Update, next day: John Emerson points out that "Like a Rolling Stone" contains plenty of instances of second person singular pronouns, and no first person singular pronouns, fully consistent with Bob Dylan's famed selflessness.
*: Cue fannish nit-picking.
**: My skepticism about the "constructs" of correlational psychology is not limited to IQ/g, but that's another story for another time. For the present, I am willing to stipulate that narcissism exists and can be measured by the psychometric instruments which purport to do so.

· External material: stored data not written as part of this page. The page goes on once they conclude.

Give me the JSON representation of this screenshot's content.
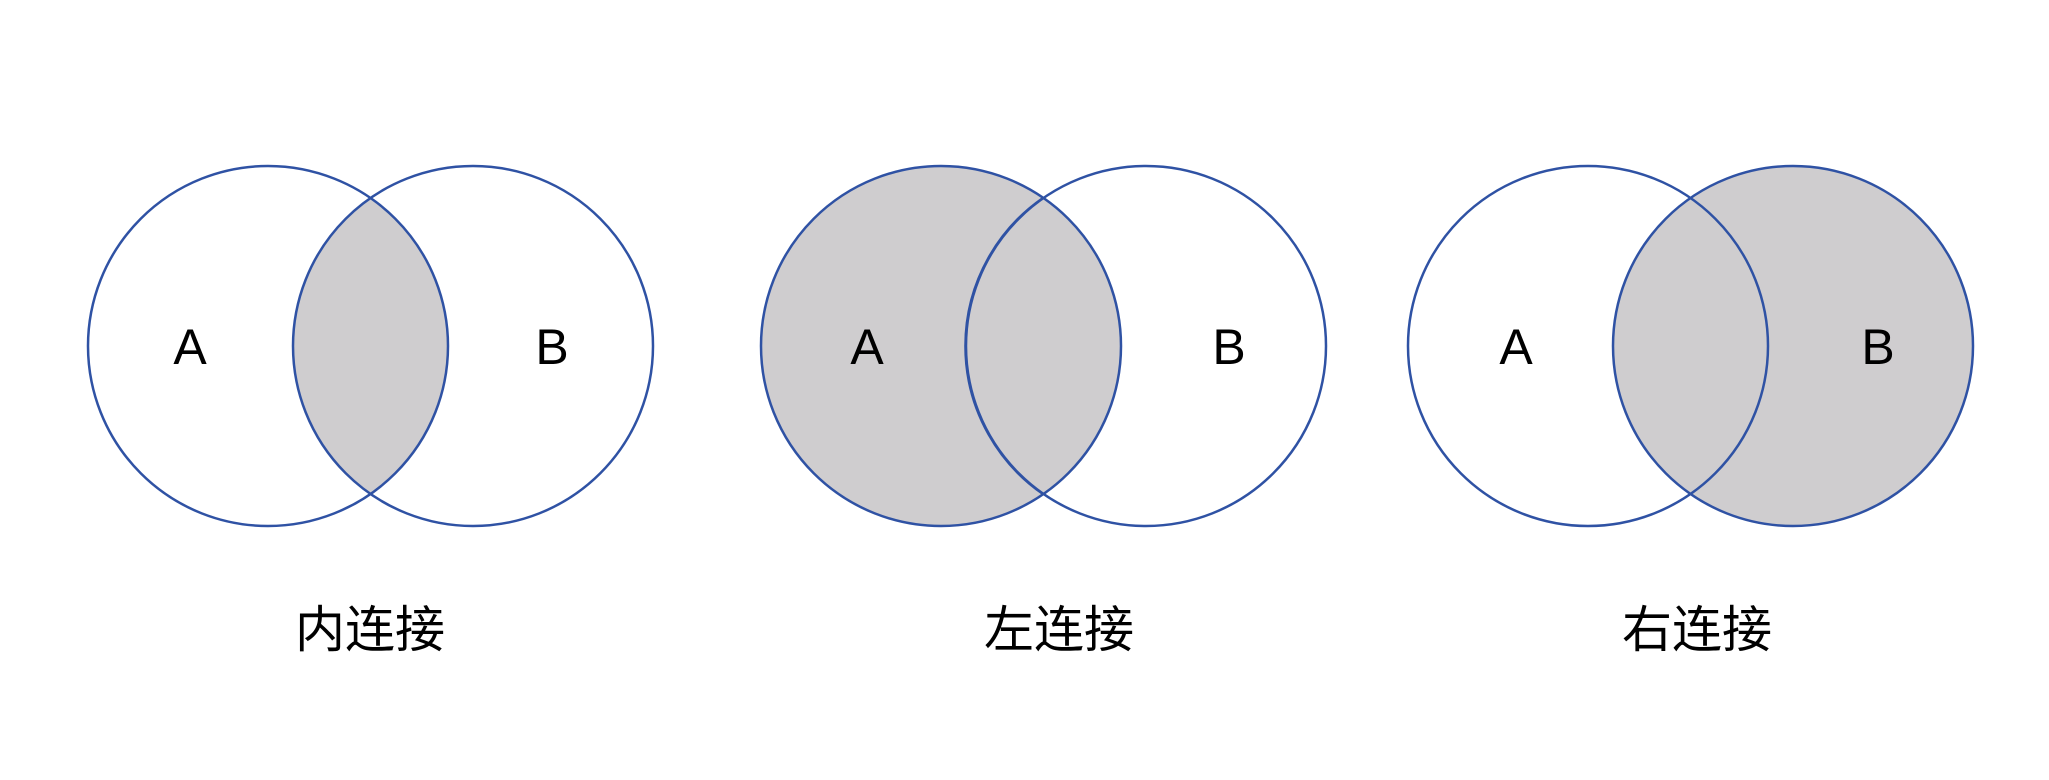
{
  "colors": {
    "outline": "#2f52a4",
    "fill": "#cfcdcf",
    "background": "#ffffff",
    "text": "#000000"
  },
  "diagrams": [
    {
      "caption": "内连接",
      "set_a": "A",
      "set_b": "B",
      "shaded": "intersection"
    },
    {
      "caption": "左连接",
      "set_a": "A",
      "set_b": "B",
      "shaded": "left"
    },
    {
      "caption": "右连接",
      "set_a": "A",
      "set_b": "B",
      "shaded": "right"
    }
  ]
}
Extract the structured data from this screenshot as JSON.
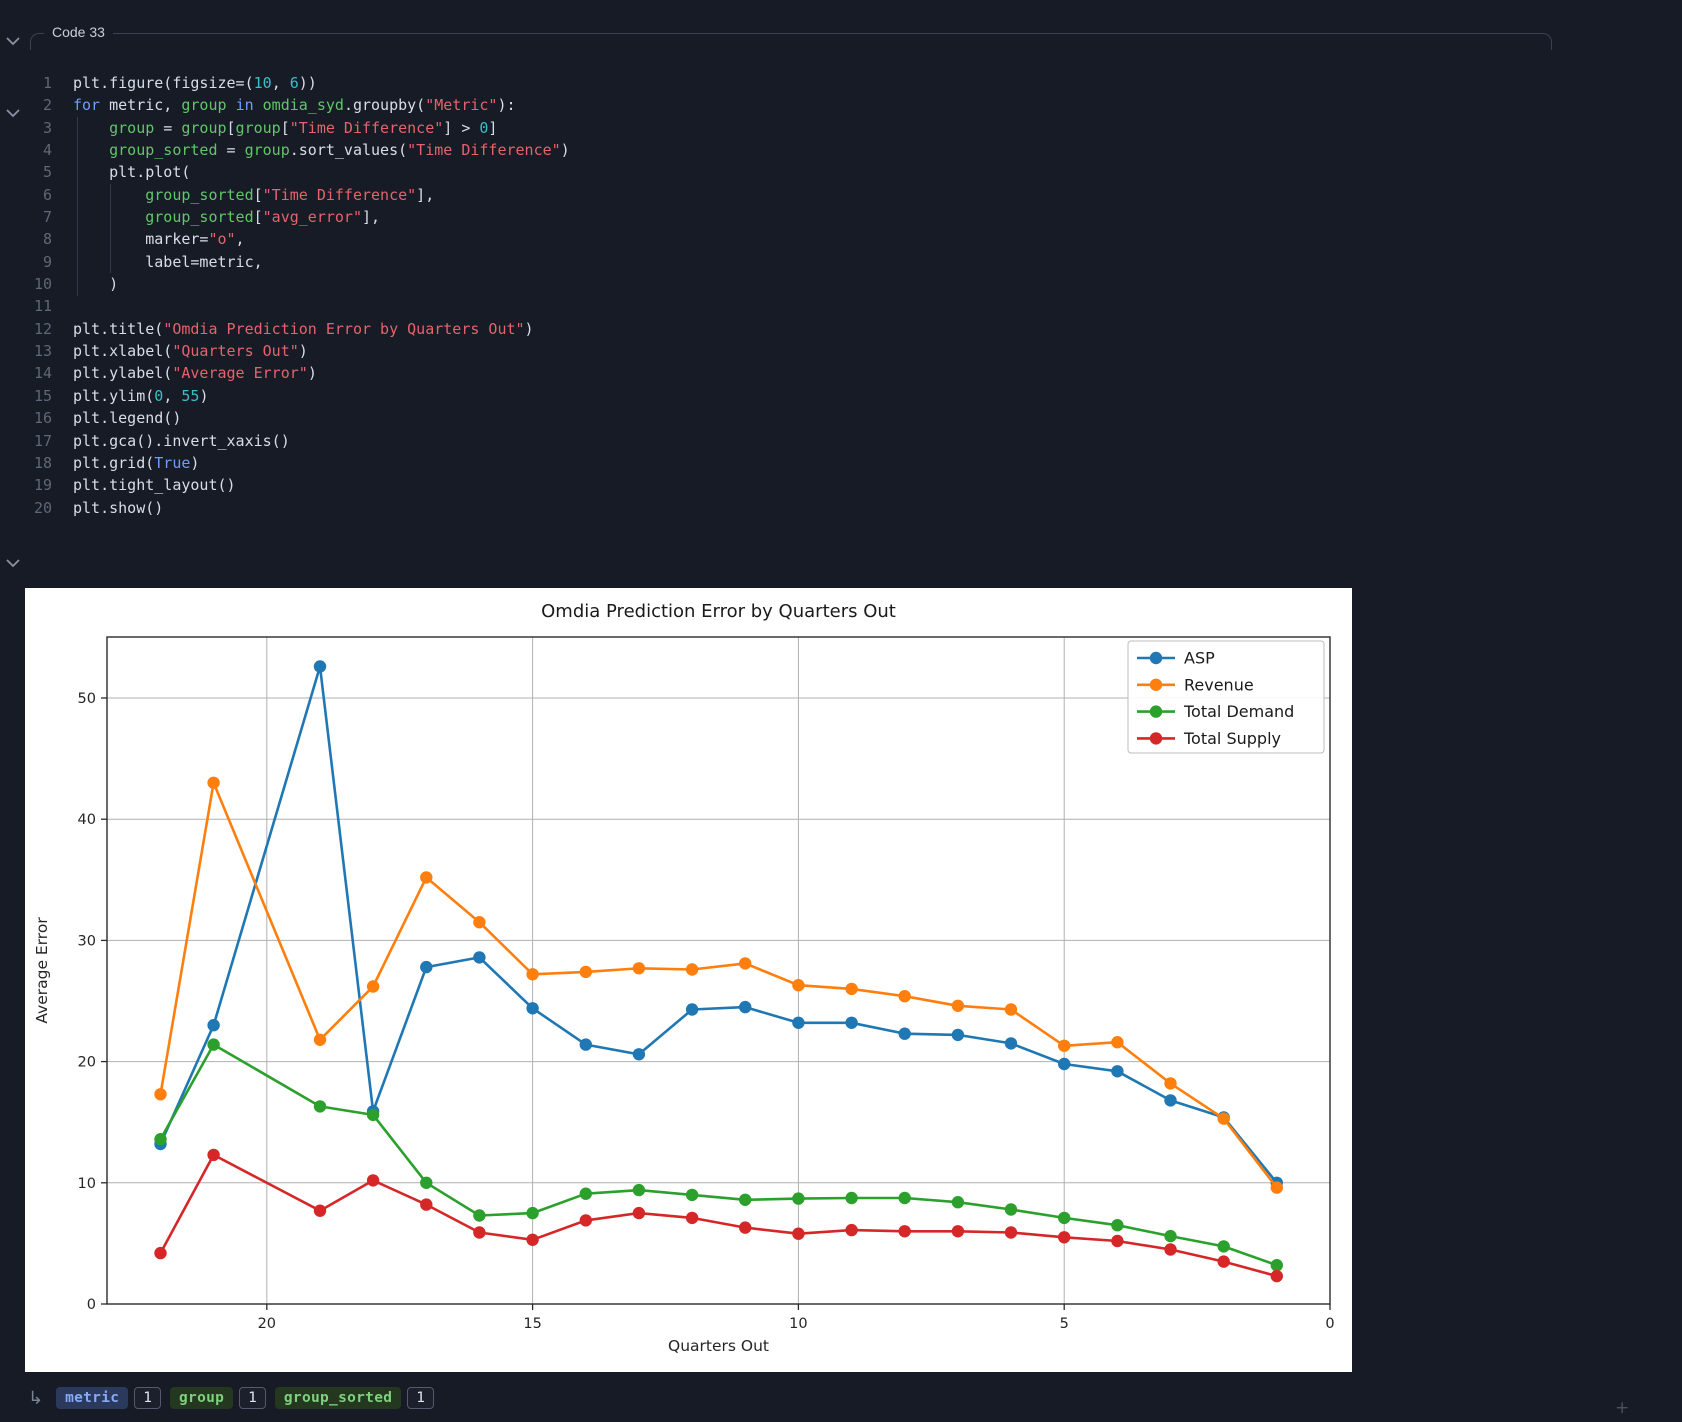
{
  "cell": {
    "label": "Code 33"
  },
  "icons": {
    "return_arrow": "↳",
    "plus": "+"
  },
  "code": {
    "lines": [
      {
        "num": "1",
        "indent": 0,
        "segs": [
          [
            "d",
            "plt.figure(figsize=("
          ],
          [
            "n",
            "10"
          ],
          [
            "d",
            ", "
          ],
          [
            "n",
            "6"
          ],
          [
            "d",
            "))"
          ]
        ]
      },
      {
        "num": "2",
        "indent": 0,
        "segs": [
          [
            "k",
            "for"
          ],
          [
            "d",
            " metric, "
          ],
          [
            "g",
            "group"
          ],
          [
            "d",
            " "
          ],
          [
            "k",
            "in"
          ],
          [
            "d",
            " "
          ],
          [
            "g",
            "omdia_syd"
          ],
          [
            "d",
            ".groupby("
          ],
          [
            "s",
            "\"Metric\""
          ],
          [
            "d",
            "):"
          ]
        ]
      },
      {
        "num": "3",
        "indent": 4,
        "segs": [
          [
            "g",
            "group"
          ],
          [
            "d",
            " = "
          ],
          [
            "g",
            "group"
          ],
          [
            "d",
            "["
          ],
          [
            "g",
            "group"
          ],
          [
            "d",
            "["
          ],
          [
            "s",
            "\"Time Difference\""
          ],
          [
            "d",
            "] > "
          ],
          [
            "n",
            "0"
          ],
          [
            "d",
            "]"
          ]
        ]
      },
      {
        "num": "4",
        "indent": 4,
        "segs": [
          [
            "g",
            "group_sorted"
          ],
          [
            "d",
            " = "
          ],
          [
            "g",
            "group"
          ],
          [
            "d",
            ".sort_values("
          ],
          [
            "s",
            "\"Time Difference\""
          ],
          [
            "d",
            ")"
          ]
        ]
      },
      {
        "num": "5",
        "indent": 4,
        "segs": [
          [
            "d",
            "plt.plot("
          ]
        ]
      },
      {
        "num": "6",
        "indent": 8,
        "segs": [
          [
            "g",
            "group_sorted"
          ],
          [
            "d",
            "["
          ],
          [
            "s",
            "\"Time Difference\""
          ],
          [
            "d",
            "],"
          ]
        ]
      },
      {
        "num": "7",
        "indent": 8,
        "segs": [
          [
            "g",
            "group_sorted"
          ],
          [
            "d",
            "["
          ],
          [
            "s",
            "\"avg_error\""
          ],
          [
            "d",
            "],"
          ]
        ]
      },
      {
        "num": "8",
        "indent": 8,
        "segs": [
          [
            "d",
            "marker="
          ],
          [
            "s",
            "\"o\""
          ],
          [
            "d",
            ","
          ]
        ]
      },
      {
        "num": "9",
        "indent": 8,
        "segs": [
          [
            "d",
            "label=metric,"
          ]
        ]
      },
      {
        "num": "10",
        "indent": 4,
        "segs": [
          [
            "d",
            ")"
          ]
        ]
      },
      {
        "num": "11",
        "indent": 0,
        "segs": []
      },
      {
        "num": "12",
        "indent": 0,
        "segs": [
          [
            "d",
            "plt.title("
          ],
          [
            "s",
            "\"Omdia Prediction Error by Quarters Out\""
          ],
          [
            "d",
            ")"
          ]
        ]
      },
      {
        "num": "13",
        "indent": 0,
        "segs": [
          [
            "d",
            "plt.xlabel("
          ],
          [
            "s",
            "\"Quarters Out\""
          ],
          [
            "d",
            ")"
          ]
        ]
      },
      {
        "num": "14",
        "indent": 0,
        "segs": [
          [
            "d",
            "plt.ylabel("
          ],
          [
            "s",
            "\"Average Error\""
          ],
          [
            "d",
            ")"
          ]
        ]
      },
      {
        "num": "15",
        "indent": 0,
        "segs": [
          [
            "d",
            "plt.ylim("
          ],
          [
            "n",
            "0"
          ],
          [
            "d",
            ", "
          ],
          [
            "n",
            "55"
          ],
          [
            "d",
            ")"
          ]
        ]
      },
      {
        "num": "16",
        "indent": 0,
        "segs": [
          [
            "d",
            "plt.legend()"
          ]
        ]
      },
      {
        "num": "17",
        "indent": 0,
        "segs": [
          [
            "d",
            "plt.gca().invert_xaxis()"
          ]
        ]
      },
      {
        "num": "18",
        "indent": 0,
        "segs": [
          [
            "d",
            "plt.grid("
          ],
          [
            "k",
            "True"
          ],
          [
            "d",
            ")"
          ]
        ]
      },
      {
        "num": "19",
        "indent": 0,
        "segs": [
          [
            "d",
            "plt.tight_layout()"
          ]
        ]
      },
      {
        "num": "20",
        "indent": 0,
        "segs": [
          [
            "d",
            "plt.show()"
          ]
        ]
      }
    ]
  },
  "chart_data": {
    "type": "line",
    "title": "Omdia Prediction Error by Quarters Out",
    "xlabel": "Quarters Out",
    "ylabel": "Average Error",
    "ylim": [
      0,
      55
    ],
    "x_ticks": [
      20,
      15,
      10,
      5,
      0
    ],
    "y_ticks": [
      0,
      10,
      20,
      30,
      40,
      50
    ],
    "x_axis_inverted": true,
    "grid": true,
    "legend_position": "upper right",
    "marker": "o",
    "x": [
      22,
      21,
      19,
      18,
      17,
      16,
      15,
      14,
      13,
      12,
      11,
      10,
      9,
      8,
      7,
      6,
      5,
      4,
      3,
      2,
      1
    ],
    "series": [
      {
        "name": "ASP",
        "color": "#1f77b4",
        "values": [
          13.2,
          23.0,
          52.6,
          15.9,
          27.8,
          28.6,
          24.4,
          21.4,
          20.6,
          24.3,
          24.5,
          23.2,
          23.2,
          22.3,
          22.2,
          21.5,
          19.8,
          19.2,
          16.8,
          15.4,
          10.0
        ]
      },
      {
        "name": "Revenue",
        "color": "#ff7f0e",
        "values": [
          17.3,
          43.0,
          21.8,
          26.2,
          35.2,
          31.5,
          27.2,
          27.4,
          27.7,
          27.6,
          28.1,
          26.3,
          26.0,
          25.4,
          24.6,
          24.3,
          21.3,
          21.6,
          18.2,
          15.3,
          9.6
        ]
      },
      {
        "name": "Total Demand",
        "color": "#2ca02c",
        "values": [
          13.6,
          21.4,
          16.3,
          15.6,
          10.0,
          7.3,
          7.5,
          9.1,
          9.4,
          9.0,
          8.6,
          8.7,
          8.75,
          8.75,
          8.4,
          7.8,
          7.1,
          6.5,
          5.6,
          4.75,
          3.2
        ]
      },
      {
        "name": "Total Supply",
        "color": "#d62728",
        "values": [
          4.2,
          12.3,
          7.7,
          10.2,
          8.2,
          5.9,
          5.3,
          6.9,
          7.5,
          7.1,
          6.3,
          5.8,
          6.1,
          6.0,
          6.0,
          5.9,
          5.5,
          5.2,
          4.5,
          3.5,
          2.3
        ]
      }
    ],
    "plot_colors": {
      "spine": "#2b2b2b",
      "grid": "#b0b0b0",
      "text": "#262626",
      "background": "#ffffff"
    }
  },
  "status_bar": {
    "badges": [
      {
        "label": "metric",
        "count": "1",
        "type": "blue"
      },
      {
        "label": "group",
        "count": "1",
        "type": "green"
      },
      {
        "label": "group_sorted",
        "count": "1",
        "type": "green"
      }
    ]
  }
}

***: Hole one: their four genre categories are incredibly crude, and have huge amounts of internal diversity. (Likewise, the genre norms of amateur-sleuth mysteries are rather different from private-eye detective stories, police procedurals, and serial-killer thrillers. Calling them all "mysteries", with one dummy variable, would not answer.) Hole two: "controlling for" variables this way only gets you an all-else-being-equal prediction if the regression model is actually well specified, which they hadn't the wit to check. Hole three: the counterfactual issue. (This is the only evenly slightly tricky one.) We have a certain distribution of the regressor variables in the training data, and so certain correlations among them. These correlations mean that each regressor can, to some extent, be linearly predicted from the others. The regression coefficients are basically the correlation between the response and the distinct, linearly-unpredictable part of each regressor. This means that when you change the distribution of regressors, the regression coefficients will, in general, change too. The regression coefficients can only be used to answer counterfactual questions ("what would the proportion of first-person pronouns be, if genre composition had stayed constant?") under very special assumptions, which we have no reason to think hold here. (See the notes for lectures 2, 22 and 23 for more.)
****: More exactly, this is what we would expect if the causes producing year-to-year shifts were so many, so various, and had such hard-to-describe inter-relations with each other that they cannot be effectively compressed or predicted from the past of the time series, and must simply be described in all their unique historical detail. As I tell my undergrads, "any signal distinguishable from noise is insufficiently complicated". If you want the full technical version of this idea, read Li and Vitanyi.
*****: Abbreviated scale on the vertical axis, visually exaggerating the change; inappropriate use of a linear model, which is guaranteed to give the impression of a steady and relentlessly one-directional march; no indication of uncertainty. I also can't figure out why they binned the values on the horizontal axis.